I’m not bi-polar and I loathe being touched by strangers or my people I know but needlessly or surprisingly. I can’t go to dance club type places, because all those people bumping into me makes me want to have a meltdown. Usually in my case my dislike of being touched triggers aggressive behavior, so this meltdown would be a disasterous Begbie style throwdown.
Very interesting! I don’t have all the symptoms listed but I definitely have quite a few of the tactile defensive/hypersensitivity symptoms. I hate tags in my clothes, don’t particularly like to brush my teeth and I hate flossing. I wash my hands with soap after touching anything slightly dirty, even after just petting my dog. Can’t stand itchy clothes, I have sensitive teeth and I am easily irritated by noises other people don’t seem to even notice. (I once had a waitress unplug a fountain because the noise the motor made was bothering me so much.) I also get dizzy quite easily. I hate to be chased/approached from behind. I have experienced sensitivity to light and for several months in the last year have been so sensitive to smells that it has induced dry heaves.
I am so bringing this up with my psychiatrist the next time I see him. We thought the nausea may have been due to some of my medications. Maybe this is what is going on.
Good luck!
tactile defensive
Wow, this shed some light on some things…
I’m bipolar, live alone, and I don’t get touched enough.
When I go home to visit my family, I’m always more hungry for talk than food, and positively starved for human contact. Luckily for me, my mother and two of my brothers are big huggers. (It’s my mother’s dog who hates to see people hugging each other, and will make every effort to break things up!) My long-time therapist asked me in our first session if I liked being hugged, and I said yes, so she gives me a big hug at the end of every session. Feels good.
My small circle of friends includes several people who are as in need of non-sexual, non-invasive touching as I am.
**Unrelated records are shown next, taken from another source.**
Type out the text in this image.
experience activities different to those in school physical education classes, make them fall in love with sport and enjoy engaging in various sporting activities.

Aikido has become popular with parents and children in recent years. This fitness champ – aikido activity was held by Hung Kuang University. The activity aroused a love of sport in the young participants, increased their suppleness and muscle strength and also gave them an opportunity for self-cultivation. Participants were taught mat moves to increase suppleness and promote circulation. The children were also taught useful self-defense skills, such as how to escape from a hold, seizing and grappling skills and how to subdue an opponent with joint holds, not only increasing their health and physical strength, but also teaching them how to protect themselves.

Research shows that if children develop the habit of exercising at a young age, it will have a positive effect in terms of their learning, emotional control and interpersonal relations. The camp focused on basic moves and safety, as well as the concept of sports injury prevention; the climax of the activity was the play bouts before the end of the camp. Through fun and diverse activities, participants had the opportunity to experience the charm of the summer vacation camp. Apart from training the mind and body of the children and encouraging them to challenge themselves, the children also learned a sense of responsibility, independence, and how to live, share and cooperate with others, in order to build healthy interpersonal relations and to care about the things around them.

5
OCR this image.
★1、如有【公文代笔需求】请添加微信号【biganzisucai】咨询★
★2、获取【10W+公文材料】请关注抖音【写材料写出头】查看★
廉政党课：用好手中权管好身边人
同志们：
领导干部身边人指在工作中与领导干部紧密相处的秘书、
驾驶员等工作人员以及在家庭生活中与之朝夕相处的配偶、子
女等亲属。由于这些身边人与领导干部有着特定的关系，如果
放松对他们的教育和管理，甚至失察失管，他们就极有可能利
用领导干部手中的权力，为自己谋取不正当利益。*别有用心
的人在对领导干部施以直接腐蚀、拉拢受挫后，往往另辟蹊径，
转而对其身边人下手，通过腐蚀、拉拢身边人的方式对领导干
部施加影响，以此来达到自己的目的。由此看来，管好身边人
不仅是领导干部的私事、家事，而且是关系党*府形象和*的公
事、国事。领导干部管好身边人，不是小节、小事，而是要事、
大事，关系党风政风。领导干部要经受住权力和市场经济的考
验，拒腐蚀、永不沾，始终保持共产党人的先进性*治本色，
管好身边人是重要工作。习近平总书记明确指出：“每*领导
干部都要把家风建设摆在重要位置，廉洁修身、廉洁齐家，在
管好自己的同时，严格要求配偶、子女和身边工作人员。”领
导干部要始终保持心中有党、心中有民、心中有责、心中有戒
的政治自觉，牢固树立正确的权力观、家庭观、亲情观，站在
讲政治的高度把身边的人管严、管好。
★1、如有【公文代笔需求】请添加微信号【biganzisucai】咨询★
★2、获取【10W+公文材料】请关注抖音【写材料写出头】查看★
I’m not overtly touchy-feely, but every now and again the warmth of the embrace of someone I trust is better than medicine.
The OP got me to thinking about the movie David and Lisa, which opens with Keir Dullea being brought to a sanitarium. He’s supposed to be about 19, and although his specific illness is never mentioned, he can’t stand being touched. When anyone so much as lays a finger on him, however innocently, he screams bloody murder and starts throwing himself around the room. This defense mechanism is eventually resolved, but in a pat and unsatisfying way, IMO.
I would like to just put out a blanket apology here.
I am a toucher. Not a hugger, per se, because I have my own ideas of when a relationship is intimate enough for that, and it’s a pretty conservative estimate. But I do find myself touching people on the arm or whatever when I’m talking to them. Even as I my hand is reaching out, I will think Don’t touch! Some people don’t like it! Even worse, they find it creepy! and I always apologize for it, but sometimes, I just can’t get the STOP signal to my hand in time.
FTR, the bipolar clients I had were all very touchy/feely/huggy, but I see we have settled that debate already.